Aimez-vous la musique classique ? Non ? Dommage… De toute façon, vous ne connaissez probablement pas les chansons de Joan Manuel Serrât. Un humain, catalan, du XXe siècle… C’est bien ce qu’il me semblait.
Ses enregistrements, presque oubliés aujourd’hui, sont le clou de ma collection. L’une des petites choses que je regretterai de laisser derrière moi, si vous donnez suite à ma requête…
Une de ses chansons, « Pueblo blanco », dit… Non, n’ayez pas peur, je ne vais pas vous la chanter. Mon sens du rythme et de la mélodie est proche de zéro. Je vais vous en réciter un passage.
C’est-à-dire, l’Exode. Vous connaissez la Bible ? Un petit peu ? Oui, les Juifs. La Terre Promise, tout ça…
Lorsqu’il disait malade, le chanteur parlait de la terre, avec une minuscule. Mais aujourd’hui, avec une majuscule, ses couplets s’avèrent prophétiques. Cette Terre est malade…
L’époque où nous croyions que le futur nous appartenait est loin derrière nous. Aujourd’hui, nous ne sommes plus maîtres de notre présent et la gloire du passé ne suffit pas pour vivre.

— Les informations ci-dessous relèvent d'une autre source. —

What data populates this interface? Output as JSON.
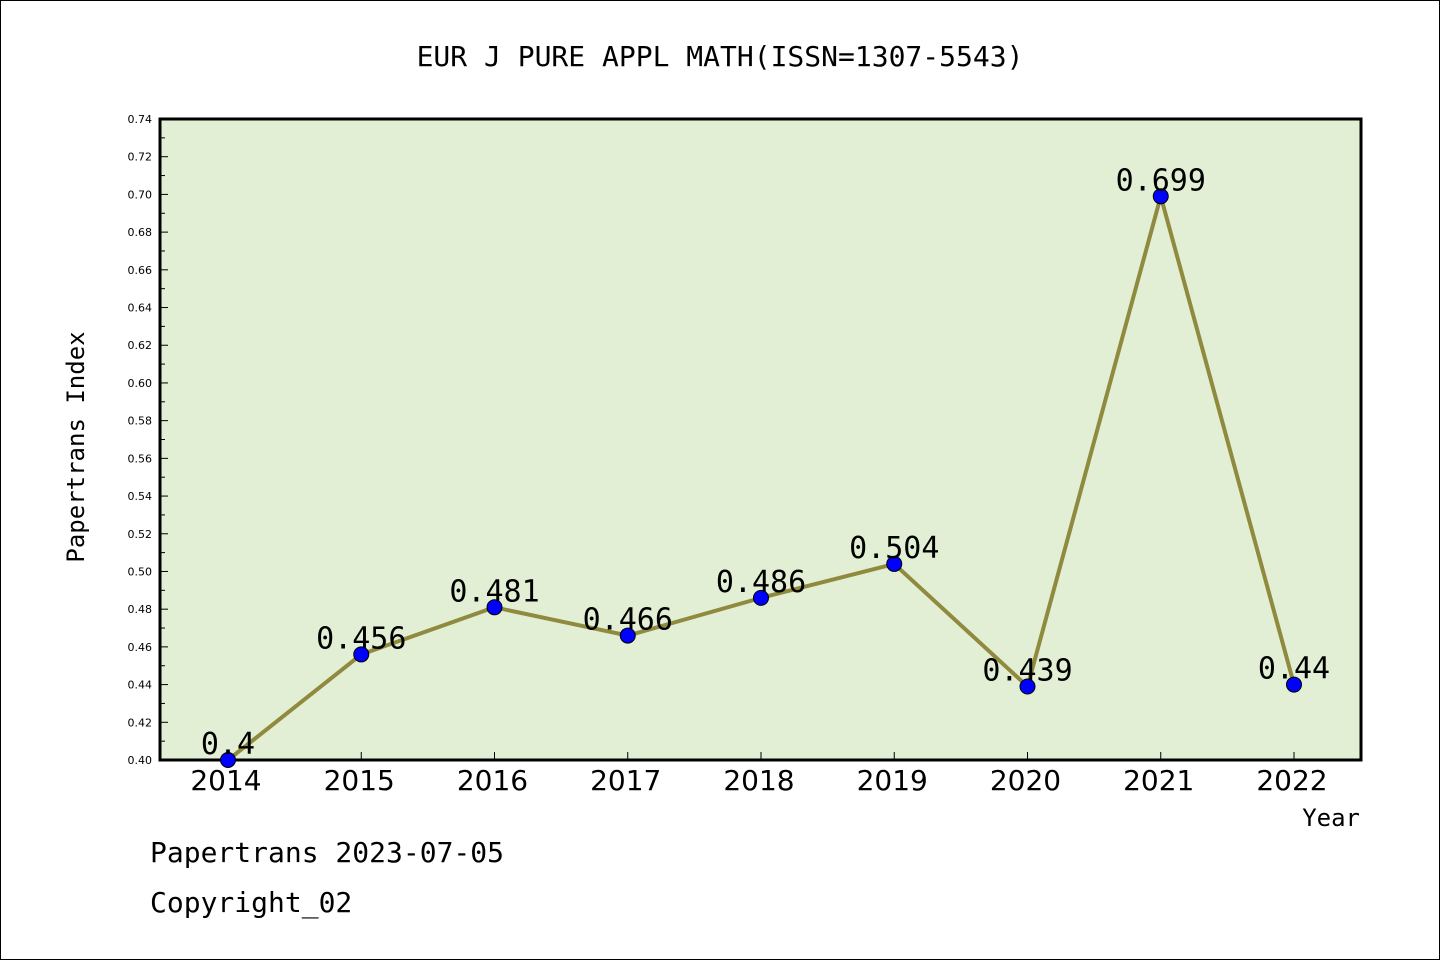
{
  "chart_data": {
    "type": "line",
    "title": "EUR J PURE APPL MATH(ISSN=1307-5543)",
    "xlabel": "Year",
    "ylabel": "Papertrans Index",
    "categories": [
      "2014",
      "2015",
      "2016",
      "2017",
      "2018",
      "2019",
      "2020",
      "2021",
      "2022"
    ],
    "values": [
      0.4,
      0.456,
      0.481,
      0.466,
      0.486,
      0.504,
      0.439,
      0.699,
      0.44
    ],
    "data_labels": [
      "0.4",
      "0.456",
      "0.481",
      "0.466",
      "0.486",
      "0.504",
      "0.439",
      "0.699",
      "0.44"
    ],
    "ylim": [
      0.4,
      0.74
    ],
    "yticks": [
      "0.40",
      "0.42",
      "0.44",
      "0.46",
      "0.48",
      "0.50",
      "0.52",
      "0.54",
      "0.56",
      "0.58",
      "0.60",
      "0.62",
      "0.64",
      "0.66",
      "0.68",
      "0.70",
      "0.72",
      "0.74"
    ],
    "grid": false,
    "legend": "none",
    "colors": {
      "plot_background": "#e2efd5",
      "line": "#8f8a3d",
      "marker": "#0000ff",
      "axis": "#000000"
    }
  },
  "footer": {
    "line1": "Papertrans 2023-07-05",
    "line2": "Copyright_02"
  }
}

Artistes, sportifs, scientifiques… Tous les humains possédant des capacités physiques ou intellectuelles espèrent qu’elles leur serviront à quitter la Terre et à réussir ailleurs, quelque part dans la galaxie. Jusqu’à ce qu’ils doivent ravaler leur orgueil et boire l’amer calice de l’exil et de l’humiliation par les autres espèces.
Les femmes rêvent d’être assez belles et effrontées pour devenir travailleuses sociales, dans l’espoir de rencontrer un xénoïde qui les emmènera loin de leur monde pour toujours. Certains hommes en rêvent aussi.
Et les plus désespérés, ceux qui ne sont ni jeunes ni beaux, et n’ont aucun don particulier, ceux qui ne voient aucune autre échappatoire, préfèrent s’en remettre à la roulette russe de l’espace. Et affronter l’infinité du cosmos avec leurs vaisseaux de bric et de broc, se condamnant peut-être à flotter pour l’éternité en rêvant d’atteindre, un jour, un endroit meilleur que leur planète.
C’est encore la même chanson. Mais, dans les deux strophes, il ne s’agit pas du même lui. Le premier lui, c’est vous. Le second lui, c’est nous.
Quel est le futur d’une planète que les habitants rêvent tous de quitter ?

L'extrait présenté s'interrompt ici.